El mejor método para estimar el crecimiento de valor de una inversión es mediante la observación de sus fundamentos (¿la empresa ofrece algo que la gente valora y paga por ello?), su potencial a futuro (¿aumentará la demanda de este producto/servicio en 10 años?), su equipo de gestión (¿podrán estas personas liderar la empresa para que alcance su máximo potencial?). Si todo eso está en orden, entonces solo resta ajustar las expectativas para el largo plazo y esperar a que este potencial se desarrolle sin estar pendiente de los precios. En el corto plazo, los precios pueden no reflejar el verdadero valor de una empresa (y esto es lo que ocurre necesariamente en las startups por su naturaleza, tal como comentábamos anteriormente), pero en el largo plazo, los precios convergen a su valor intrínseco.

Obtener ganancias con este método, que es el que ofrece más evidencia de funcionar en el largo plazo, implica aprender a discriminar las empresas buenas de las malas, y permitir que el tiempo haga lo suyo.

¿Es ésta la única alternativa para hacer el seguimiento? Siempre hay opciones, y cada uno adopta la que mejor le cabe para su situación.

 

Valor de Libros vs. Valor Justo

El método que describimos anteriormente, que consiste en tomar el valor de una empresa de acuerdo a su ronda de inversión, es la más conservadora, pero también es una de las más difíciles de seguir. En un mundo donde las aplicaciones y los periódicos presentan los cambios de precios en tiempo real, hablar de años de paciencia parece poco realista.

Lo anterior se considera como método de “Valor de Libros” en el sentido en que este valor es prácticamente el valor contable de cada inversión.

Sin embargo, existen muchas organizaciones que toman un criterio distinto: cuando un fondo de inversión ve mejorar o empeorar los fundamentos de una empresa, el inversor usa como referencia el precio que considera más “razonable” o “justo” para esa empresa. Esto es lo que se considera “Precio Justo” o “Fair Price” en inglés. Por ejemplo: cuando el inversor realizó una inversión en una empresa privada, la empresa valía USD 3 millones. Imaginemos que luego de un año la empresa aumenta sus ventas en un 100%, entonces el inversor asigna a su inversión un revalúo de 100% asumiendo que ahora la empresa valdría USD 6 millones aunque nadie haya pagado nada por eso.

Este último método es un tanto cuestionable porque en el caso de las startups la revaluación de las empresas queda a discreción de la misma persona que tiene que presentar los resultados (y su éxito) y está sujeto a su optimismo/expectativas. Sin embargo, tiene la ventaja de ir reflejando precios en forma más dinámica (¡a las personas les fascina mirar precios!) que el método de Valor de Libros que implica quedarse con un precio de pocas variaciones hasta que existan importantes sucesos. De hecho, estamos analizando la posibilidad de adoptarlo en un futuro cercano, pero todavía estamos trabajando en un criterio justo y transparente para hacer las valuaciones sin depender tanto de la subjetividad de las personas.

¿Por qué escribimos todo esto? Porque esto hace a la formación del buen inversor. Con estos conceptos en mente, es más fácil juzgar las inversiones, tener mejores resultados, mejores expectativas.
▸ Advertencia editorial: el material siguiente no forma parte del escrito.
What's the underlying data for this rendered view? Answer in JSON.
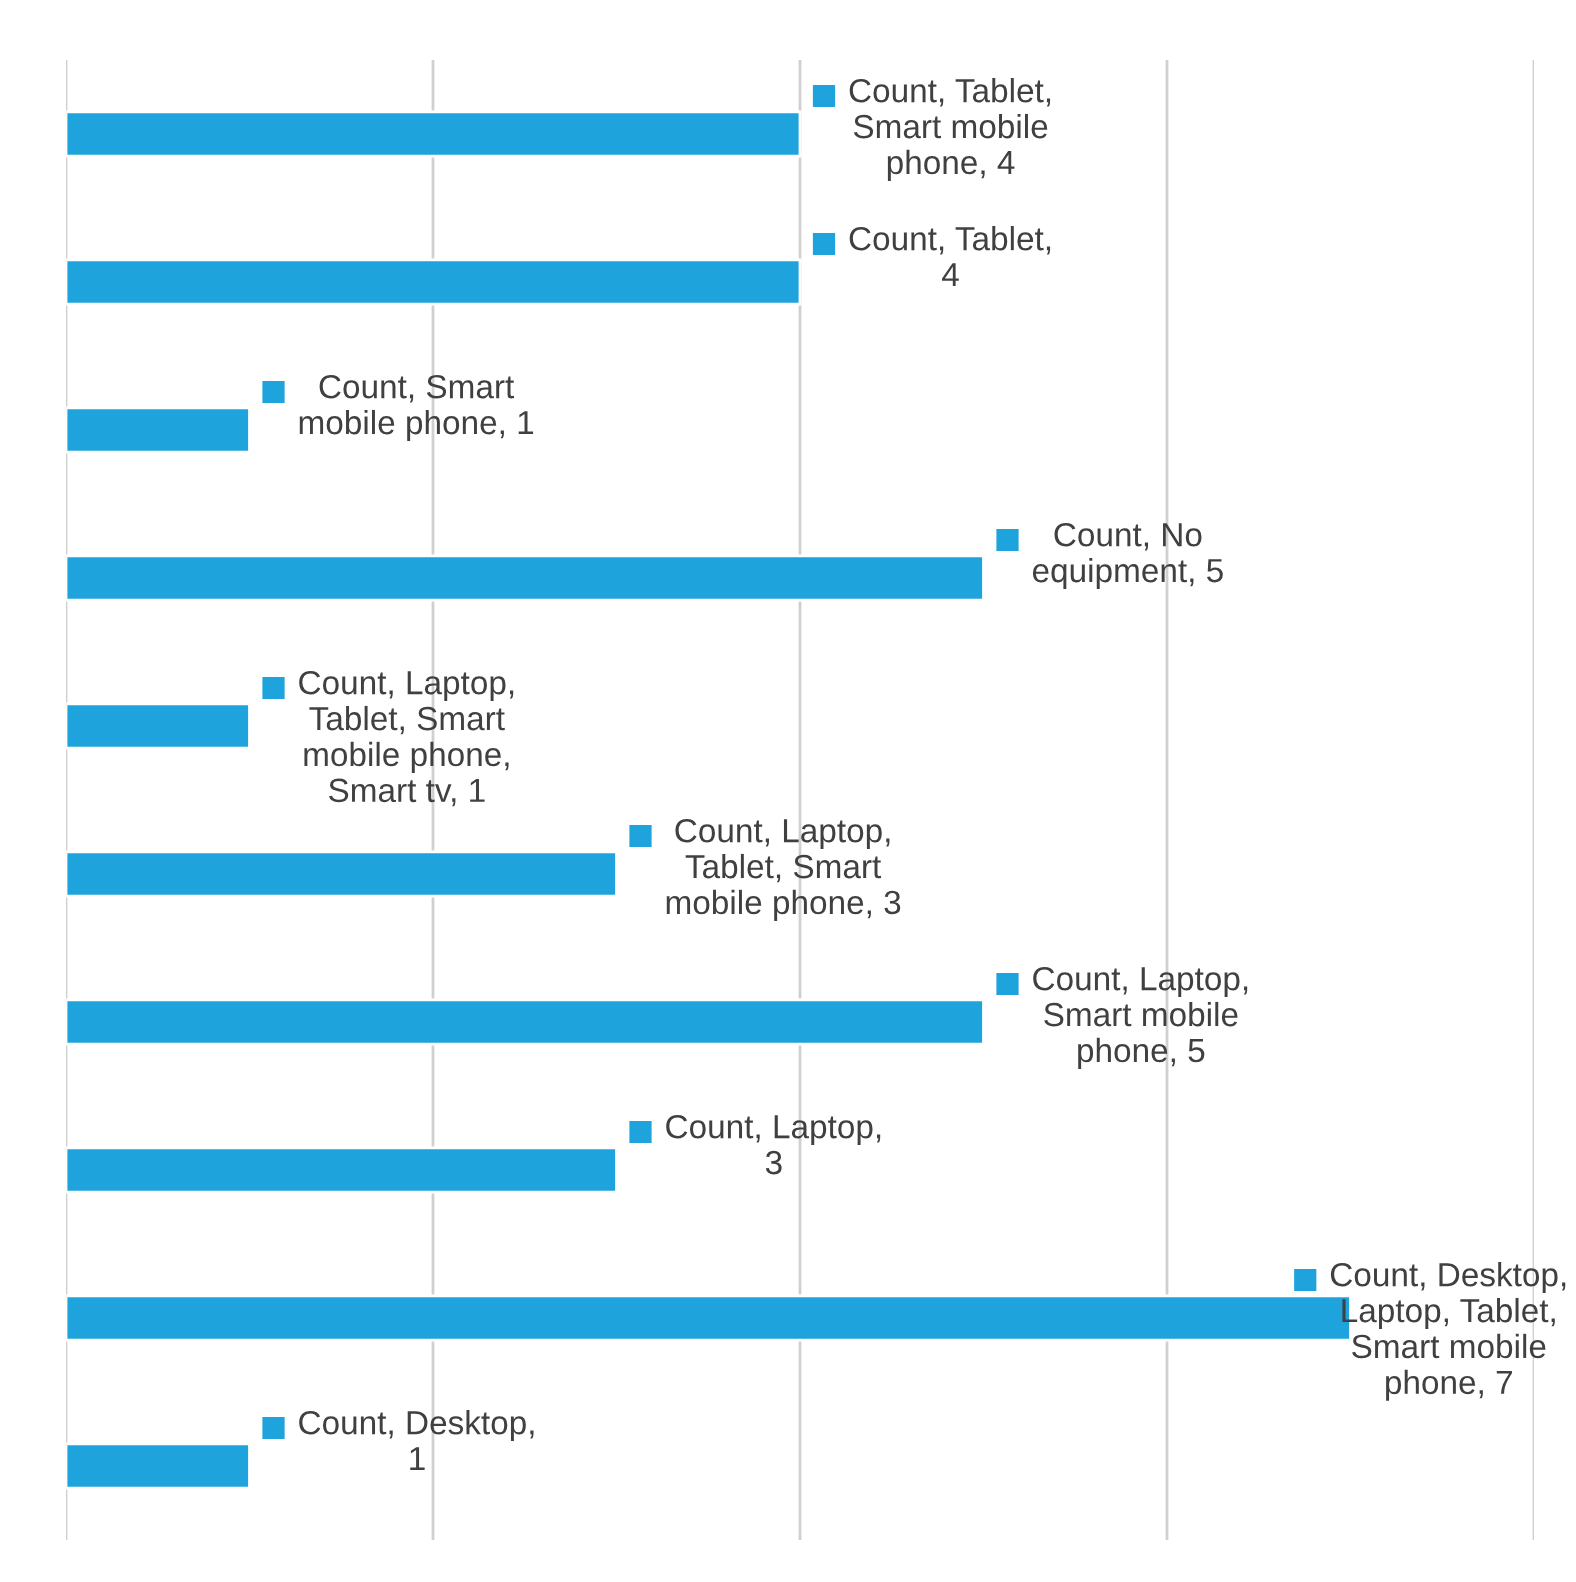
{
  "chart_data": {
    "type": "bar",
    "orientation": "horizontal",
    "categories": [
      null,
      null,
      null,
      null,
      null,
      null,
      null,
      null,
      null,
      null
    ],
    "values": [
      4,
      4,
      1,
      5,
      1,
      3,
      5,
      3,
      7,
      1
    ],
    "color": "#1fa3dc",
    "value_labels": [
      "Count, Tablet, Smart mobile phone, 4",
      "Count, Tablet, 4",
      "Count, Smart mobile phone, 1",
      "Count, No equipment, 5",
      "Count, Laptop, Tablet, Smart mobile phone, Smart tv, 1",
      "Count, Laptop, Tablet, Smart mobile phone, 3",
      "Count, Laptop, Smart mobile phone, 5",
      "Count, Laptop, 3",
      "Count, Desktop, Laptop, Tablet, Smart mobile phone, 7",
      "Count, Desktop, 1"
    ],
    "grid": "x",
    "tick_labels": false
  }
}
Se hace más fácil comparar resultados entre distintos inversores y entender cómo piensan en función de cómo muestran sus resultados.

Tal vez el tema de hoy es más largo que de costumbre, tiene un tono más serio, más aburrido (cosa que vamos a estar tratando en los próximos artículos), pero busca mejorar el bienestar como inversor y ayuda a tener una mejor apreciación de las oportunidades que se nos presentan de cara al futuro. Ya sea para empresas que cotizan en bolsa como para empresas privadas (incluyendo startups) la filosofía es la misma, e implementarla adecuadamente depende de cada una. Esto es lo que hacen los mejores inversores del mundo.